Natale a Longi (ME) e Sagra del Suino Nero dei Nebrodi
Le Festività del Santo Natale di Longi (ME) sono anticipate all’ 8 dicembre con la celebrezione dell’Immacolata Concezione durante la quale si svolge una caratteristica Novena. Per nove sere, un’icona della Madonna viene portata in processione per le vie del paese fra canti e preghiere. La gente sfila illuminando il cammino con grossi mazzi di “Cannizzoli” accesi. Alla fine, le cannucce serviranno per un bel falò sul sagrato della Chiesa Madre. Il simulacro della Vergine, preceduto dal corteo delle “Figlie di Maria” vestite di bianco e azzurro, fa il giro del paese.
Il 13 dicembre, sempre a Longi, si svolge, invece, la festa in onore di Santa Lucia che in chiesa viene ricordata e festeggiata con particolare solennità, e in ogni famiglia non vengono consumati pane, pasta o altri farinacei, ma preparati legumi, fave lesse, dolci particolari e la “Cuccia” (zuppa di frumento bollito e condita con latte, zucchero e cioccolata).

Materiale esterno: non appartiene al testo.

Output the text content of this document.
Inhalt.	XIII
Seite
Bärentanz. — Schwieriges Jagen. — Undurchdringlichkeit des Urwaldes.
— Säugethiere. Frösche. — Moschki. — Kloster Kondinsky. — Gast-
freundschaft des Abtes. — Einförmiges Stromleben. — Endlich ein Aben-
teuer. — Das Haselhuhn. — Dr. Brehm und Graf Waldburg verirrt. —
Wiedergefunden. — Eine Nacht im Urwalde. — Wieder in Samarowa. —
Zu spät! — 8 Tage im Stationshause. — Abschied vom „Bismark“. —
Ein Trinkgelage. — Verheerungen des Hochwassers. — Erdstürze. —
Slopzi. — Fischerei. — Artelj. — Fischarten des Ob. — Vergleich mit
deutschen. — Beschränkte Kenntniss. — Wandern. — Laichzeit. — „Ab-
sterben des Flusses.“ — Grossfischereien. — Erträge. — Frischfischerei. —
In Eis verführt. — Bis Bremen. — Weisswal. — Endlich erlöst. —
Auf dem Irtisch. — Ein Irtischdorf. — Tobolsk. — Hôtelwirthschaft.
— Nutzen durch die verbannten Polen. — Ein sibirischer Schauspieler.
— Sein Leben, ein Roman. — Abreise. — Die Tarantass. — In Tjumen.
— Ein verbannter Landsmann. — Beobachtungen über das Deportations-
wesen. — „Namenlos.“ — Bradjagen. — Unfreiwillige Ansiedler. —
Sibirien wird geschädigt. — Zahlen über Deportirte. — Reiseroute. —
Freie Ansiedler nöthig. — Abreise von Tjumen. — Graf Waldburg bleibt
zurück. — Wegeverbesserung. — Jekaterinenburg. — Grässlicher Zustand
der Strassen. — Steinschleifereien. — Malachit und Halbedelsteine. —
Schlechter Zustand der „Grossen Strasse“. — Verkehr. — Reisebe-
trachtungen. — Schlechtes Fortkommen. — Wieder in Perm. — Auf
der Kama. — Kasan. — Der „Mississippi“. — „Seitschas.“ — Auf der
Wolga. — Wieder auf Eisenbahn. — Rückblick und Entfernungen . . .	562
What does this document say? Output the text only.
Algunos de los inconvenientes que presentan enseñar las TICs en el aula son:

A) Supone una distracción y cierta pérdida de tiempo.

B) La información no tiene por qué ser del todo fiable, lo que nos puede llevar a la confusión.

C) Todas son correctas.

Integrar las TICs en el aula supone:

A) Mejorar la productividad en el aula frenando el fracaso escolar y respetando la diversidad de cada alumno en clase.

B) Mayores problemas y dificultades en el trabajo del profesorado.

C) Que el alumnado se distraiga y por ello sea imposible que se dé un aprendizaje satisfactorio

ll Santo Natale è preceduto da una caratteristica Novena. I paesani, svegliati all’alba da “I picciotti da Nuvena”, si recano in chiesa ad ascoltare la messa e a cantare ninne in onore del Bambino Gesù. Dalla sera del giorno 24, sino alla Befana, nei vari quartieri si dà fuoco a “Zucca e Fraschi” facendo degli enormi falò, attorno ai quali vengono intonati tradizionali canti natalizi, si mangia e si beve per festeggiare l’avvento di Gesù Bambino.
Durante tutte le feste natalizie nelle famiglie si gioca a tombola e si mangiano noci, nocciole, castagne e fichi secchi. Si preparano torte e “rametti” (dolci tradizionali a base di nocciole tostate), che vengono portati agli anziani, mentre ai bambini e ai ragazzi vengono fatti regali. Durante la festa di Capodanno, a mezzanotte vengono sparati i “botti” e buttati dalle finestre vari oggetti vecchi.
I primi giorni dell’anno nuovo vengono accolti a Longi con la tradizionale Sagra del Suino Nero, che si tiene il 5 gennaio. Il programma dell’edizione 2012 non è ancora ben definito ma di solito, la piazza Generale Moribondo ospita gli stand allestiti per l’occasione dove è possibile gustare il famoso suino nebroideo e tante altre specialità gastronomiche come gli involtini di suino nero allo speck spadellati al miele zagara, passando per le braciole ai sapori nostrani, concludendo con la spalla di maialino nero farcita alle castagne dei Nebrodi.
La giornata prevede sempre un convegno scientifico su questa razza autoctona che rischia l’estinzione e che ha carni assai più pregiate di ogni altra razza suina.
Denominato anche Nero Siciliano, è una razza siciliana di origini antichissime. Oggi è presente un limitato numero di esemplari (circa mille scrofe pure e altre derivate) che continua a essere allevato allo stato brado nelle Madonie oltre che nei Nebrodi. Precoce e longeva, è caratterizzata da una interessante fertilità e vivinatalità (elevato numero di suinetti portati allo svezzamento). Resistente alle malattie, capace di valorizzare alimenti anche poveri è molto resistente alle avversità climatiche. Le sue carni sono utilizzate sia allo stato fresco che insaccate.